An ongoing effort with leaders in HPC to ensure that codes are optimised on the most advanced computing platforms and to eliminate the computing limitations. Besides, HPC partners develop tools, guidelines and prescribe hardware and system configurations. HPC system owners provide an extensive computational capacity to minimise the long waiting time and wasted productivity that are usually associated with complex systems and computer-aided design (CAD). The partners deliver an integrated suite of services that affords everything required to quickly and easily manage and develop the simulation process until the production ramp-up.

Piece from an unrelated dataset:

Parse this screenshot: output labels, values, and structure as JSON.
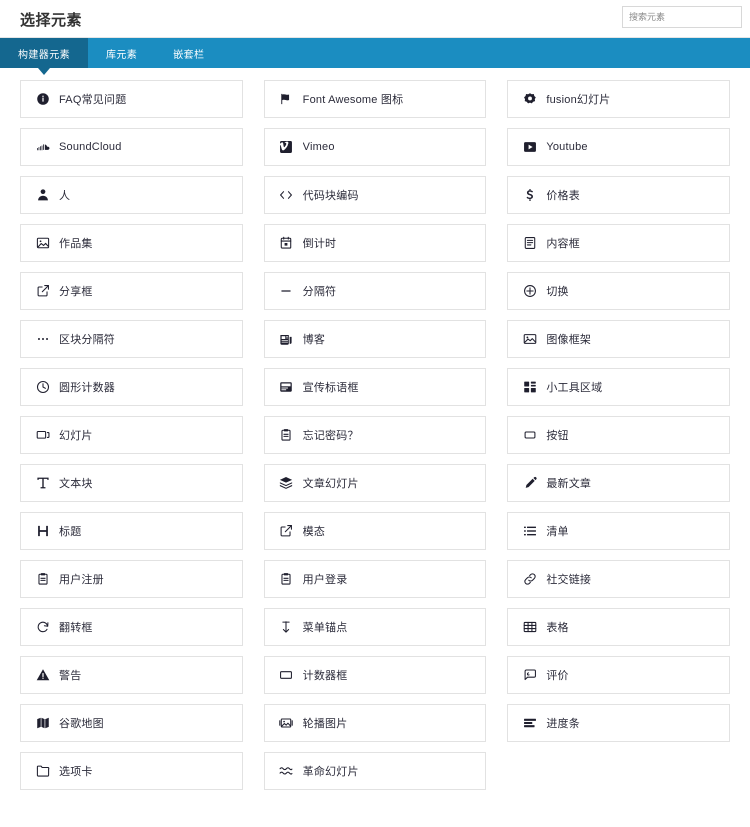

We develop best practices and provide support for managing the large amount of data produced and used in engineering applications. Our team investigates efficient strategies for pre- and post-processing as well as I/O, storage, accessibility and efficient metadata management. This includes parallel I/O strategies e.g. MPI-IO and parallel file formats, like HDF5 and NetCDF, the exploitation of novel memory and I/O hierarchies, and the development of online data reduction strategies.
We focus on a comparative and advanced analysis of large scale simulation data. Typical tasks are the organisation of the simulations according to the similarity of data fields, e.g. pressure, deformations or the extraction of physical modes in transient simulations. A comparison of simulations on fine meshes with many time steps poses several challenges. Saving all the simulations generates a severe data handling problem. To avoid the data handling, a data analysis after termination of simulations can be performed by extracting some curves, scalar quantities or modes, which implies a drastic reduction in the information content. Therefore, we develop a scalable data analytics client-server infrastructure for an efficient way of performing data analysis for engineering simulations. We implement suitable analysis tools with an interface to the visualisation environment for interactive application. For our reference applications, we implement the technology applied to open industrial use cases that can demonstrate the benefits of the advanced and in-situ data analytics to industrial partners.

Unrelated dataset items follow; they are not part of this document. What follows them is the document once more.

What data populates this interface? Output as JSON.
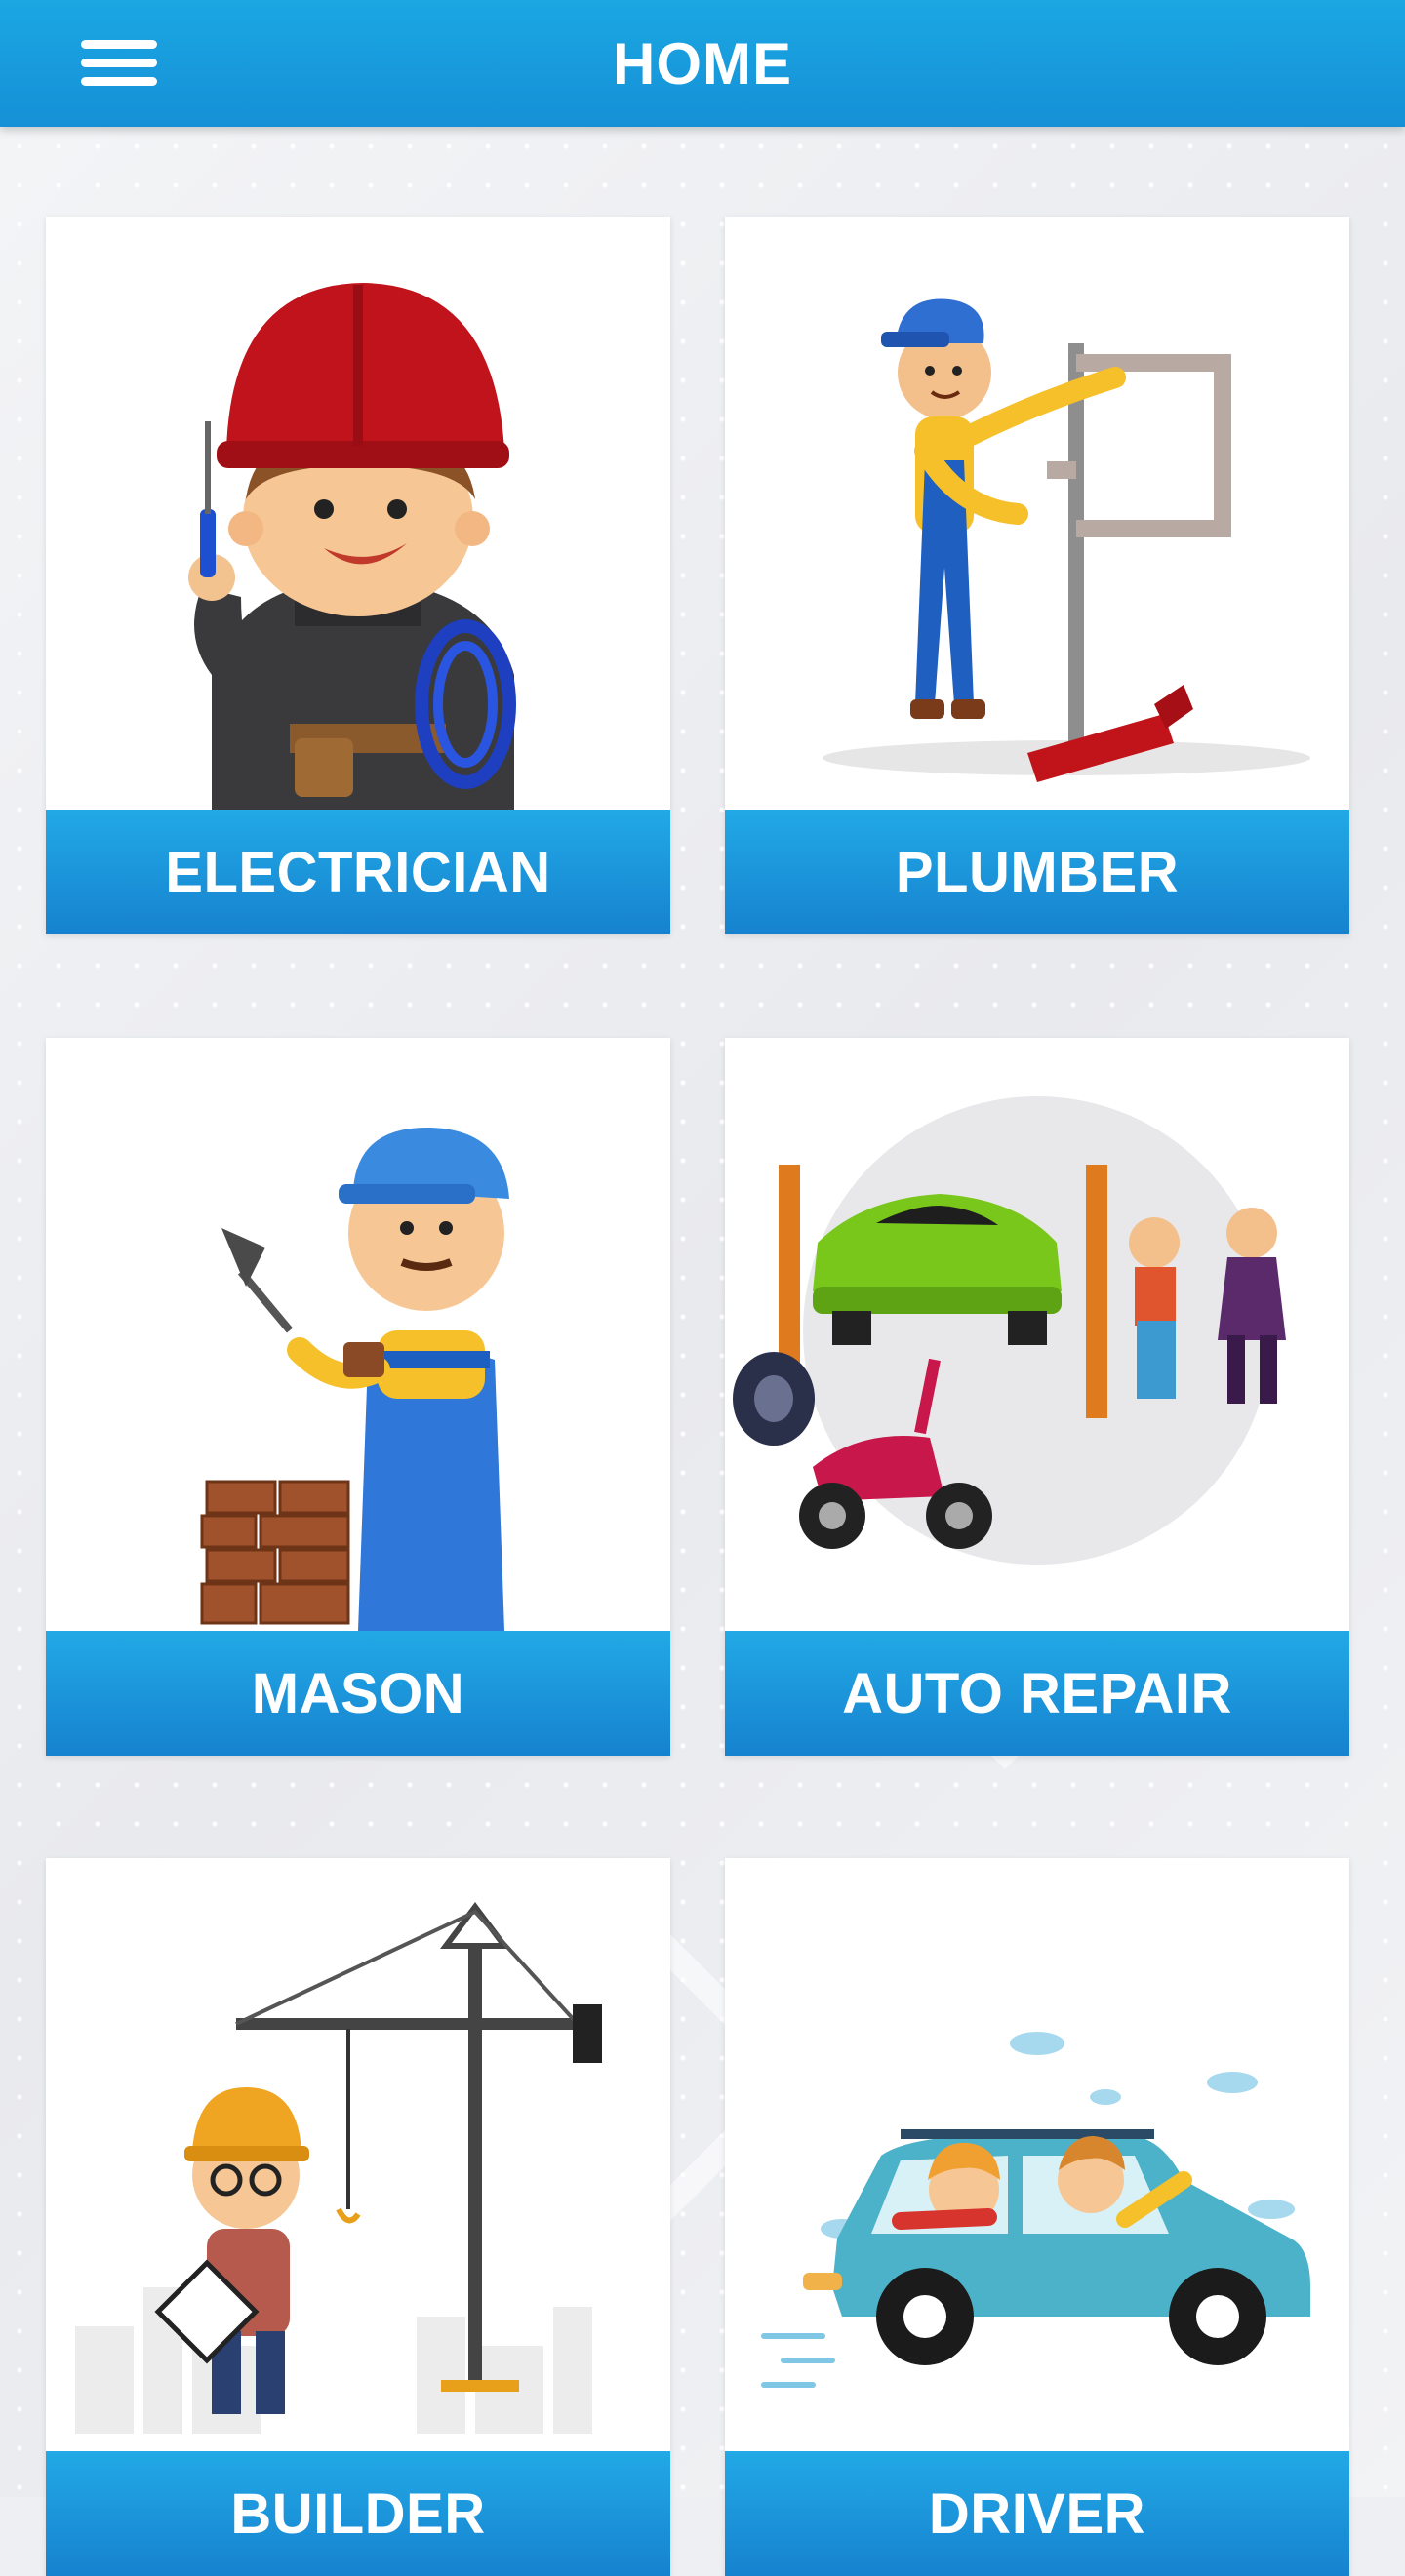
{
  "header": {
    "title": "HOME",
    "menu_icon": "hamburger-menu-icon"
  },
  "categories": [
    {
      "label": "ELECTRICIAN",
      "icon": "electrician-illustration"
    },
    {
      "label": "PLUMBER",
      "icon": "plumber-illustration"
    },
    {
      "label": "MASON",
      "icon": "mason-illustration"
    },
    {
      "label": "AUTO REPAIR",
      "icon": "auto-repair-illustration"
    },
    {
      "label": "BUILDER",
      "icon": "builder-illustration"
    },
    {
      "label": "DRIVER",
      "icon": "driver-illustration"
    }
  ],
  "colors": {
    "header": "#1ba7e3",
    "label_bar": "#1a8fd6",
    "background": "#eeeff2"
  }
}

In this area, we deal with post-processing, on-line interaction and visualisation of data targeted to Exascale engineering simulations. The challenges lie in the combination of multiphysics applications with complex geometries and highly transient problems resulting in large datasets. Our researchers explore how to handle and analyse such datasets, while identifying user-friendly, efficient and scalable techniques for their visualisation. These techniques help application specialists in gaining insight into the unsteady and three-dimensional content of engineering simulations.

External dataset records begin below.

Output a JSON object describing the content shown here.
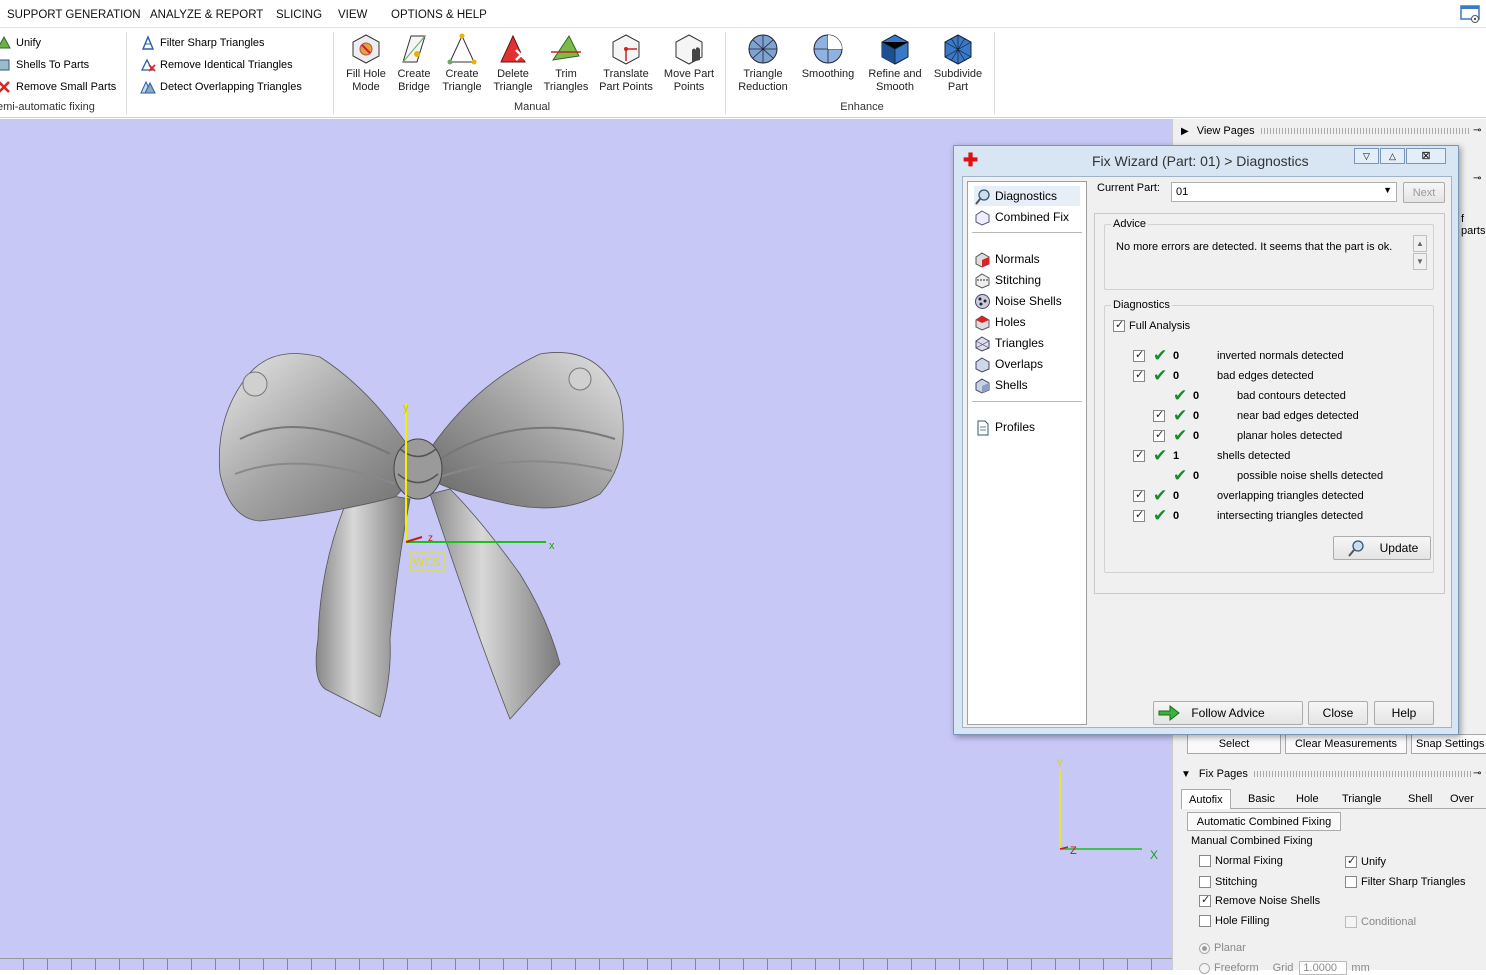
{
  "menubar": {
    "items": [
      "SUPPORT GENERATION",
      "ANALYZE & REPORT",
      "SLICING",
      "VIEW",
      "OPTIONS & HELP"
    ]
  },
  "ribbon": {
    "semi_auto_tools": [
      "Unify",
      "Shells To Parts",
      "Remove Small Parts"
    ],
    "semi_auto_title": "emi-automatic fixing",
    "filter_tools": [
      "Filter Sharp Triangles",
      "Remove Identical Triangles",
      "Detect Overlapping Triangles"
    ],
    "manual_tools": [
      {
        "line1": "Fill Hole",
        "line2": "Mode"
      },
      {
        "line1": "Create",
        "line2": "Bridge"
      },
      {
        "line1": "Create",
        "line2": "Triangle"
      },
      {
        "line1": "Delete",
        "line2": "Triangle"
      },
      {
        "line1": "Trim",
        "line2": "Triangles"
      },
      {
        "line1": "Translate",
        "line2": "Part Points"
      },
      {
        "line1": "Move Part",
        "line2": "Points"
      }
    ],
    "manual_title": "Manual",
    "enhance_tools": [
      {
        "line1": "Triangle",
        "line2": "Reduction"
      },
      {
        "line1": "Smoothing",
        "line2": ""
      },
      {
        "line1": "Refine and",
        "line2": "Smooth"
      },
      {
        "line1": "Subdivide",
        "line2": "Part"
      }
    ],
    "enhance_title": "Enhance"
  },
  "viewport": {
    "wcs_label": "WCS",
    "axis_x": "x",
    "axis_y": "y",
    "axis_z": "z",
    "mini_x": "X",
    "mini_y": "Y",
    "mini_z": "Z"
  },
  "right_panel": {
    "view_pages": "View Pages",
    "parts_fragment": "f parts",
    "measure_buttons": [
      "Select",
      "Clear Measurements",
      "Snap Settings"
    ],
    "fix_pages": "Fix Pages",
    "tabs": [
      "Autofix",
      "Basic",
      "Hole",
      "Triangle",
      "Shell",
      "Over"
    ],
    "auto_combined": "Automatic Combined Fixing",
    "manual_combined": "Manual Combined Fixing",
    "options_left": [
      {
        "label": "Normal Fixing",
        "checked": false
      },
      {
        "label": "Stitching",
        "checked": false
      },
      {
        "label": "Remove Noise Shells",
        "checked": true
      },
      {
        "label": "Hole Filling",
        "checked": false
      }
    ],
    "options_right": [
      {
        "label": "Unify",
        "checked": true
      },
      {
        "label": "Filter Sharp Triangles",
        "checked": false
      },
      {
        "label": "Conditional",
        "checked": false,
        "disabled": true
      }
    ],
    "radio_planar": "Planar",
    "radio_freeform": "Freeform",
    "grid_label": "Grid",
    "grid_value": "1.0000",
    "grid_unit": "mm"
  },
  "dialog": {
    "title": "Fix Wizard (Part: 01) > Diagnostics",
    "nav_top": [
      "Diagnostics",
      "Combined Fix"
    ],
    "nav_mid": [
      "Normals",
      "Stitching",
      "Noise Shells",
      "Holes",
      "Triangles",
      "Overlaps",
      "Shells"
    ],
    "nav_bottom": [
      "Profiles"
    ],
    "current_part_label": "Current Part:",
    "current_part_value": "01",
    "next_label": "Next",
    "advice_title": "Advice",
    "advice_text": "No more errors are detected. It seems that the part is ok.",
    "diagnostics_title": "Diagnostics",
    "full_analysis": "Full Analysis",
    "rows": [
      {
        "count": "0",
        "label": "inverted normals detected",
        "indent": 0,
        "box": true
      },
      {
        "count": "0",
        "label": "bad edges detected",
        "indent": 0,
        "box": true
      },
      {
        "count": "0",
        "label": "bad contours detected",
        "indent": 1,
        "box": false
      },
      {
        "count": "0",
        "label": "near bad edges detected",
        "indent": 1,
        "box": true
      },
      {
        "count": "0",
        "label": "planar holes detected",
        "indent": 1,
        "box": true
      },
      {
        "count": "1",
        "label": "shells detected",
        "indent": 0,
        "box": true
      },
      {
        "count": "0",
        "label": "possible noise shells detected",
        "indent": 1,
        "box": false
      },
      {
        "count": "0",
        "label": "overlapping triangles detected",
        "indent": 0,
        "box": true
      },
      {
        "count": "0",
        "label": "intersecting triangles detected",
        "indent": 0,
        "box": true
      }
    ],
    "update_label": "Update",
    "follow_advice": "Follow Advice",
    "close": "Close",
    "help": "Help"
  },
  "colors": {
    "viewport_bg": "#c8c8f6",
    "accent_check": "#1a8a2a",
    "title_red": "#e01010"
  }
}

Our expertise lies in the implementation and application of parallel visualisation tools for the analysis of the large data volumes stemming from supercomputing simulations. We develop scalable visualisation workflows, allowing for both interactive and non-interactive in-situ instrumentation. Interactive tools will be implemented for interaction with data and steering of running simulations with both immersive and non-immersive visualisations, libraries for insitu processing will be used and suitable application interfaces will be designed for scalable non-interactive online visualisations of large scale engineering simulations.
We are working with Exascale hardware developers (such as Intel, ARM, NVidia, AMD, Seagate, the European processor consortium), especially through initiated interactions within the respective interest groups to take advantage of upcoming trends in software and hardware and match them to code design issues, identified through careful analysis of the codes. We primarily focus on future trends and learn from best practices preparing and supporting initial co-design activities identified through code analysis but also preparing the centres’ co-design capabilities for future user's requirements and implementing them when prioritised.
We develop best practices and provide support for an engineering simulation's entire life cycle, from pre-processing, including modelling and meshing, execution of simulations to post-processing with scalable visualisation and proper data management.